Tuesday, July 23, 2013


Independence is my happiness, and I view things as they are, without regard to place or person; my country is the world, and my religion is to do good.”

— Thomas Paine, “The Rights of Man”

Consider me relieved that the flag-waving and fireworks of the Fourth of July are behind us. As a scholar who appreciates irony, I can’t help but notice that lost within our celebrations each year is the fact that leading voices in our fight for independence cautioned against this very same patriotic myopia.

Influential ideas from Thomas Paine, whose works inspired tens of thousands of people to align against Great Britain at the dawn of the Revolution, likely would be dubbed “un-American” today by those who believe the red, white and blue can do little wrong.

The anti-nationalism implicit in Paine’s words is not a new idea, nor, importantly, is it negative.

“My country is the world” argues that we are in this together, and Earth would be a better place if we treated all humans as brothers and sisters bound by a common humanity. Instead of thinking in terms of nations — and hence in a necessarily “us and them” manner — we would be better to embrace our global citizenship.

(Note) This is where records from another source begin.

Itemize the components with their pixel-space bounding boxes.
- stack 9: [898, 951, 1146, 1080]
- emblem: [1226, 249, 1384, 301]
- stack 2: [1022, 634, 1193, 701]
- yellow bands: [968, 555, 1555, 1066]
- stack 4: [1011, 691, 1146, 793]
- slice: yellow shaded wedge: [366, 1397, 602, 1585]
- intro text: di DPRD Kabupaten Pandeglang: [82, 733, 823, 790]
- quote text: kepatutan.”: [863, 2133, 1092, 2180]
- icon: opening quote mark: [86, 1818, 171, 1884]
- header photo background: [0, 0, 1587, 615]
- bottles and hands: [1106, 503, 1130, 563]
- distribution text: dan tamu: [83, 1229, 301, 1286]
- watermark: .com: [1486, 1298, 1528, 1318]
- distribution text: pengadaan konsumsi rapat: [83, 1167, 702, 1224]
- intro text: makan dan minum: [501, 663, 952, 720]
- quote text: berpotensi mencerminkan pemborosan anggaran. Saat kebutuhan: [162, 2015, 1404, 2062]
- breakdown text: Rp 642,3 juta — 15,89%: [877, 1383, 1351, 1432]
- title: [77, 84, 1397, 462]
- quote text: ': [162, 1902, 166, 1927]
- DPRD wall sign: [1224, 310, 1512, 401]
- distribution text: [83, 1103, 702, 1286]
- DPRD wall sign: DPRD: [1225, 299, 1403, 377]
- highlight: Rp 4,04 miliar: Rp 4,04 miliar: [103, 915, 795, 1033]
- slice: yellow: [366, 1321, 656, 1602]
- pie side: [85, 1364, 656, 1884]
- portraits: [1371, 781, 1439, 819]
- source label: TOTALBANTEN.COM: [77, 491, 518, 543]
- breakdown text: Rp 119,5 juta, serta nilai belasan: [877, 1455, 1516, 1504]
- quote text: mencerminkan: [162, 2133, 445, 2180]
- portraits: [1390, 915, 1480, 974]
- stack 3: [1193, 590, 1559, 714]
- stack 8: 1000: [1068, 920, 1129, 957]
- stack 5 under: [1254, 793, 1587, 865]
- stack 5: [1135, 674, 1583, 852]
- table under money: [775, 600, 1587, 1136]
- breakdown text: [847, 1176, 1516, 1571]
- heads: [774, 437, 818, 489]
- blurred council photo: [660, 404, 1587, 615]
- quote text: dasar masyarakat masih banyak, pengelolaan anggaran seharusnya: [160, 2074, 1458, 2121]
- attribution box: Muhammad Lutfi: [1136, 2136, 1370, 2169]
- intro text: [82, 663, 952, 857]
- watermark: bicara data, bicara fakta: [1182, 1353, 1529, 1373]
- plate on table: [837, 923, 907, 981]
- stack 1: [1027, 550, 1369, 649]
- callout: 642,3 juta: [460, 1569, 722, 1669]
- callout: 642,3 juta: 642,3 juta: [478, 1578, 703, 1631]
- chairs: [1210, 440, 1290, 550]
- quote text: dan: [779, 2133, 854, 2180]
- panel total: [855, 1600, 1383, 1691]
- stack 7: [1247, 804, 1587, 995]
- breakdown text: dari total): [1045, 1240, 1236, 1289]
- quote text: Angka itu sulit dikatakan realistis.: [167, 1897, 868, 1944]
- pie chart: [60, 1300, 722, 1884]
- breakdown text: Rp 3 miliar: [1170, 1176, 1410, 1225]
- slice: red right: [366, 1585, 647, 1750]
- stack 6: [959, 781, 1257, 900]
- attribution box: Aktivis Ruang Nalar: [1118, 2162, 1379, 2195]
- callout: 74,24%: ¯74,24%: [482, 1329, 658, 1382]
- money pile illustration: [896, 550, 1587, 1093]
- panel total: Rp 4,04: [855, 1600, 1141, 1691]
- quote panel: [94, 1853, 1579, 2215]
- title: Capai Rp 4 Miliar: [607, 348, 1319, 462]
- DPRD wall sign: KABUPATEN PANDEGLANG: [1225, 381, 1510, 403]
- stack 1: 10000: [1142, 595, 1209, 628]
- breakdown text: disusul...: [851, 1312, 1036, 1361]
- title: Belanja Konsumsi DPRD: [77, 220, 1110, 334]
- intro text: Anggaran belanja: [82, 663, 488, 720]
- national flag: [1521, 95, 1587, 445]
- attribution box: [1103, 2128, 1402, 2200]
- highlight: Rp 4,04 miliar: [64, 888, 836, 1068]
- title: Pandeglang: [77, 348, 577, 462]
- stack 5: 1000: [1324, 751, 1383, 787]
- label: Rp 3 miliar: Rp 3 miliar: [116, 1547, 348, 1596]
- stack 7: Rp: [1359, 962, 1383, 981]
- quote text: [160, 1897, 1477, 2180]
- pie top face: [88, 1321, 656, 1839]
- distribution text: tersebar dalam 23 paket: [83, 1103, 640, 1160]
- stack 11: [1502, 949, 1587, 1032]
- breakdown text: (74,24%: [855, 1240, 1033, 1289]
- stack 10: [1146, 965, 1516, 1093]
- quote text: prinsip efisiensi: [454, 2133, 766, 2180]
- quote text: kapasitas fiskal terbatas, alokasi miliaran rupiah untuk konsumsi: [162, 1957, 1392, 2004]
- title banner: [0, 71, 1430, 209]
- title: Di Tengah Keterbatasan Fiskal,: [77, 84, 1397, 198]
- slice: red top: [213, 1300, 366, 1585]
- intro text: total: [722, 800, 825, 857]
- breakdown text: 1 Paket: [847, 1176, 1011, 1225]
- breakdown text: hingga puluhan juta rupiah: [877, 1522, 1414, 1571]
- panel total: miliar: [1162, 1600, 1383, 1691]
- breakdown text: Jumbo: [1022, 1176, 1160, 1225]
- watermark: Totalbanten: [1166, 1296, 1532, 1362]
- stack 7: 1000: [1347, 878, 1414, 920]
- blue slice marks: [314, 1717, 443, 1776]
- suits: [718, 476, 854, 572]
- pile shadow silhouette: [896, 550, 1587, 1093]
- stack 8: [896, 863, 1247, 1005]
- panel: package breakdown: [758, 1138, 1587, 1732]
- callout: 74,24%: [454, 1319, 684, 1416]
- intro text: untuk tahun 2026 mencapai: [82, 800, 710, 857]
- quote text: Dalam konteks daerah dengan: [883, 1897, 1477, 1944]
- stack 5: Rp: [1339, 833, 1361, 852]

From the “blue dot” perspective one gets from outer space, we clearly are only an “us.”

Human nature, however, is such that whenever we see A is different than B (and we are A), there is a nearly irresistible urge to make the leap to the conclusion that A is better than B. We are all fundamentally ethnocentric and perhaps, by extension, even racist.

Our cultural learning thankfully counters these tendencies, and we can and do learn to live together, though the painful exceptions to this are both local — Trayvon Martin comes to my mind — and global, with the 1994 Rwandan genocide still raw in our collective memories.

One of the more dominant themes in our nationalistic rhetoric is embodied in the oft-used phrase “God bless America.” Put in hyper-drive by the anti-communism of the Cold War in the 1950s, we have conflated religiosity and nationalism in ways that make it such that, in many people’s minds, you can’t be a good American without being both nationalistic and religious.

The poison that is extreme nationalism, often linked with overtones of racism, is indeed one of the major sources of much human discord, past and present, both locally and globally. Certainly Hitler’s Germany was both hyper-nationalistic and obscenely racist.

Extreme nationalism’s tunnel-visioned twin, religious fundamentalism, has also been a net negative force in world history. Our fight against terrorism is, after all, largely a struggle with religious zealots who feel called to kill in order to move the world in the direction dictated by their god. This is what drove the al‑Qaida team into the World Trade Center, yes?

Here is what it means to be anti-nationalistic and atheistic: To see oneself as first a global citizen who believes that “to do good” is what we should all do just because it is right, not because it has been decreed from some deity.

Given what I believe, there are many who would call me a fool or at least a non-pragmatist who is woefully out of touch with the “real world.” The emotional and historical pull of both nationalism and religiosity are positive and permanent features of our lives, they might argue, and I would agree to some extent.

But I would also argue that the man who wrote “Common Sense” might have something to teach us about how to think about the world.